O kadar… Mikrofonlar uzatılıyor sorular yöneltiliyordu yemekte..
Küskünlüğü şimdilik bir tokalaşma ile bir kenara bıraktığımız İbrahim Tatlıses'e sormak isterdim orada..Veya sorulmasını… "Açılım konusunda ekranlarda neden fazla konuşmuyordu?"… "Referandumla ilgili sanatçılar görüşlerini oylarının rengini takır takır açıklarken, o neden sessizdi?. Evet miydi Hayır mıydı beynindeki oy"… "Fazıl Say'ın arabesk yavşaklığı muhabbetini neden izler görünmüştü?"… Bu tip suallerle iftar açarken "Tatlıses neden bu kadar korkak oldu? Eskiden her konuda takır takır konuşurdu" diye düşündüm… O anda bana bir mikrofon uzandı "Size bombayı veriyorum. Şafak Sezer arabesk bir albüm çıkarıyor.

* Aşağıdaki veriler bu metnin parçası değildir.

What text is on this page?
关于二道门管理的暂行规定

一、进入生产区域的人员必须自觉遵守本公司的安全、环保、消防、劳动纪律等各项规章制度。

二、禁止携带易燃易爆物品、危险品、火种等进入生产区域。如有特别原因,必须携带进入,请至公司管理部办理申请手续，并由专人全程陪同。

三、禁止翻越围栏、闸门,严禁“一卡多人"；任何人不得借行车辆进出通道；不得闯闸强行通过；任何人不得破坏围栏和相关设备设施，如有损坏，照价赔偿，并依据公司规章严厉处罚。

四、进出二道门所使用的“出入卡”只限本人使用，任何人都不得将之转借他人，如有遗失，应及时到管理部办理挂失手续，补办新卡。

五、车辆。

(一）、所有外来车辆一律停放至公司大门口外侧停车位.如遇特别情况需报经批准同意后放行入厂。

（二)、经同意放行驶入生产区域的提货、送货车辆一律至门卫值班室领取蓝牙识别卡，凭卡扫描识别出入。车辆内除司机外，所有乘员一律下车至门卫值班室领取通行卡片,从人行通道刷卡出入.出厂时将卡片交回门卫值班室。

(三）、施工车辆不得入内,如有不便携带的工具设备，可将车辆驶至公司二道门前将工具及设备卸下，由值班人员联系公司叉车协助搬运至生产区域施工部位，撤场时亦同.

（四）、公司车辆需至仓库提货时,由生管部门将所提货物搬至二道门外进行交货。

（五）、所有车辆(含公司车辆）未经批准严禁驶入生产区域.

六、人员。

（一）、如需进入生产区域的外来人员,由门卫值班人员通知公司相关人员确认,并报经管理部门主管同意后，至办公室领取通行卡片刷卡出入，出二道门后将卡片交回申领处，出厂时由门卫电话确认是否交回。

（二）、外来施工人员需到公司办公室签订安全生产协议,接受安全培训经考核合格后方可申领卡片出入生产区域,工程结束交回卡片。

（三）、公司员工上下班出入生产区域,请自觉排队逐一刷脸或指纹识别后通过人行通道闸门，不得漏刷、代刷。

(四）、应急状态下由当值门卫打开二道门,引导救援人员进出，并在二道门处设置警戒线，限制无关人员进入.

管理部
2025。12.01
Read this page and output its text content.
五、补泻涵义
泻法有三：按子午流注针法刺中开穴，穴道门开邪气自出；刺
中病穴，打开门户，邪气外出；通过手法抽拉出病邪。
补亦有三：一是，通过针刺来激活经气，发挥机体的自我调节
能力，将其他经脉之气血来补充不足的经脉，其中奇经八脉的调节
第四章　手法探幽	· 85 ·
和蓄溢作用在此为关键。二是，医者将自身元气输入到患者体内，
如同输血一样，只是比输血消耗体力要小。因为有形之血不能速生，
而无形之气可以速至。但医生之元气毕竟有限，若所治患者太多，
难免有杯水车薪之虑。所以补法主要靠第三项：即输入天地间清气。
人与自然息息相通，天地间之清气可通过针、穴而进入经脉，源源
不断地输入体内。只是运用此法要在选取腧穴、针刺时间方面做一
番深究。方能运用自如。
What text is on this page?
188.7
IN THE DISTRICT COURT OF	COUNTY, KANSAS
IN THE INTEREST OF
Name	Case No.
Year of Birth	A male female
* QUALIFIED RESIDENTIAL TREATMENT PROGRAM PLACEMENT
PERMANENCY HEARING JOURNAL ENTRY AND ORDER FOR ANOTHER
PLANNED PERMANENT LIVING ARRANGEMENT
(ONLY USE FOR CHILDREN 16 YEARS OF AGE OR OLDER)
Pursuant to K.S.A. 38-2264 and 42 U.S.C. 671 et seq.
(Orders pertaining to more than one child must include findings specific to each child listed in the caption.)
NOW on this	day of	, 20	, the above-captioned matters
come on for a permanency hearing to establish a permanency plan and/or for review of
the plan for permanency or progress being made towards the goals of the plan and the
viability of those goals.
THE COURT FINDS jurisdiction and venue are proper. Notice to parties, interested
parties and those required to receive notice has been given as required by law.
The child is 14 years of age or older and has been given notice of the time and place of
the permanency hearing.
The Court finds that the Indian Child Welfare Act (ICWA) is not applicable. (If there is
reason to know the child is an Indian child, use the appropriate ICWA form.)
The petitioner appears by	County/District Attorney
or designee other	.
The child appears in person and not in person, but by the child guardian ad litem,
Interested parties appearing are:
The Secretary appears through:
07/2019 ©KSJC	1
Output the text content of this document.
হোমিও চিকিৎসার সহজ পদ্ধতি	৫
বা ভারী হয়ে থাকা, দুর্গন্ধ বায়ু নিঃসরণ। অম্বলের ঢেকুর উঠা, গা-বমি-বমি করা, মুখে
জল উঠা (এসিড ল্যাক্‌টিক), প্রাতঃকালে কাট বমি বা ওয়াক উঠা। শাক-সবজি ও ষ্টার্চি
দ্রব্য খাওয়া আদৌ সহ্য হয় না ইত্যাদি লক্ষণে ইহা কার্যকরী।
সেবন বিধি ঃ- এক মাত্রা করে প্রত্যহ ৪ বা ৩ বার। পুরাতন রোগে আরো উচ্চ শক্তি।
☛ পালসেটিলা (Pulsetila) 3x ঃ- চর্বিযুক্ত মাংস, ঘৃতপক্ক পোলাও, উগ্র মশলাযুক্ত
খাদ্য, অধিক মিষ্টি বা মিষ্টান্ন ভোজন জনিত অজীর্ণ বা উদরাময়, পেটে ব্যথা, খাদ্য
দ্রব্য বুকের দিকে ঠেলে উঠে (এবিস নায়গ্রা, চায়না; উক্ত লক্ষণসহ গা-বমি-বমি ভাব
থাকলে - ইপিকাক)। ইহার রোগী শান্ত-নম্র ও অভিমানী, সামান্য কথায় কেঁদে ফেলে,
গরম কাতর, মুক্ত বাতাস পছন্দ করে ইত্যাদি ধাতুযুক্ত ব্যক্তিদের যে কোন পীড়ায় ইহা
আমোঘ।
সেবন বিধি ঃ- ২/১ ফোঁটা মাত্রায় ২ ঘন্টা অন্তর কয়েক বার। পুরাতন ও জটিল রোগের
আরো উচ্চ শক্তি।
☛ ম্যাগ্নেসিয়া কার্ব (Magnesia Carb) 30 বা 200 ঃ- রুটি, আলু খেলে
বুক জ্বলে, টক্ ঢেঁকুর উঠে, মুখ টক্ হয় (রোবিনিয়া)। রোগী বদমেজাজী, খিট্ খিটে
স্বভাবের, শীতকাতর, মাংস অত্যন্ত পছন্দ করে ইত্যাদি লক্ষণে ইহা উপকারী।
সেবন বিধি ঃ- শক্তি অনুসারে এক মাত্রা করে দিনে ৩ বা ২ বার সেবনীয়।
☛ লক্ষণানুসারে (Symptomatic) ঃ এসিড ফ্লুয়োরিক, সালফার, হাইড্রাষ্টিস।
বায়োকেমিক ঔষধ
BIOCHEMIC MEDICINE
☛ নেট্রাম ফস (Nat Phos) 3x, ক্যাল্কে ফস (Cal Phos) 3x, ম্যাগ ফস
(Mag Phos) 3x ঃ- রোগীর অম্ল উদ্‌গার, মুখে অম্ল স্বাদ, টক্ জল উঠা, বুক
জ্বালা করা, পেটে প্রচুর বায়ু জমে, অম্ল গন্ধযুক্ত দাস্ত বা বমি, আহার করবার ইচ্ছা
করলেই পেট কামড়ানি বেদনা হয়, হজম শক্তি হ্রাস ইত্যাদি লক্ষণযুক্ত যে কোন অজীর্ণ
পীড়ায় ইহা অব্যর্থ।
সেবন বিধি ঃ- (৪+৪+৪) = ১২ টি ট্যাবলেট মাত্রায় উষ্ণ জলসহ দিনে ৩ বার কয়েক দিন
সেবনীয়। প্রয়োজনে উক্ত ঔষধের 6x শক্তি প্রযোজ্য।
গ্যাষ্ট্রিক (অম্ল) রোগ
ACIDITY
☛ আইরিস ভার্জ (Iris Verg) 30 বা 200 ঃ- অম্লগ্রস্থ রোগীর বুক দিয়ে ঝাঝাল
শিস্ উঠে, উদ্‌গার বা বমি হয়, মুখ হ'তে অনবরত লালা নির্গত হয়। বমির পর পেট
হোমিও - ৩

İbrahim Tatlıses de piyano ile ona eşlik ediyor" dedim… Gazetecilik refleksiyle gelen ve hedef değiştirmeyi kapsayan bir zarflamaydı bu… Muhabir hemen beni bırakıp gitti, Şafak Sezer'e de Tatlıses'e de sordu zarfımı… Ne cevap verdiler bilemiyorum. Ancak biraz sonra Şafak Sezer'in yaktığı ağıtlar ve okuduğu türküler "Peh peh peh" dedirtti.
Ben şaka yapmıştım ama Şafak'ın sesi gerçekten mükemmeldi. Eğer Fazıl Say korkusu yoksa muhteşem arabesk albümler çıkarabilir diye düşündüm.
Bergüzar Korel, Beren Saat derken Şafak da ekranlarda sesini piyasaya sürüyor… Yakında sinemacı ve diziciden şarkıcı olur mu tartışmaları başlayacak gibime geliyor…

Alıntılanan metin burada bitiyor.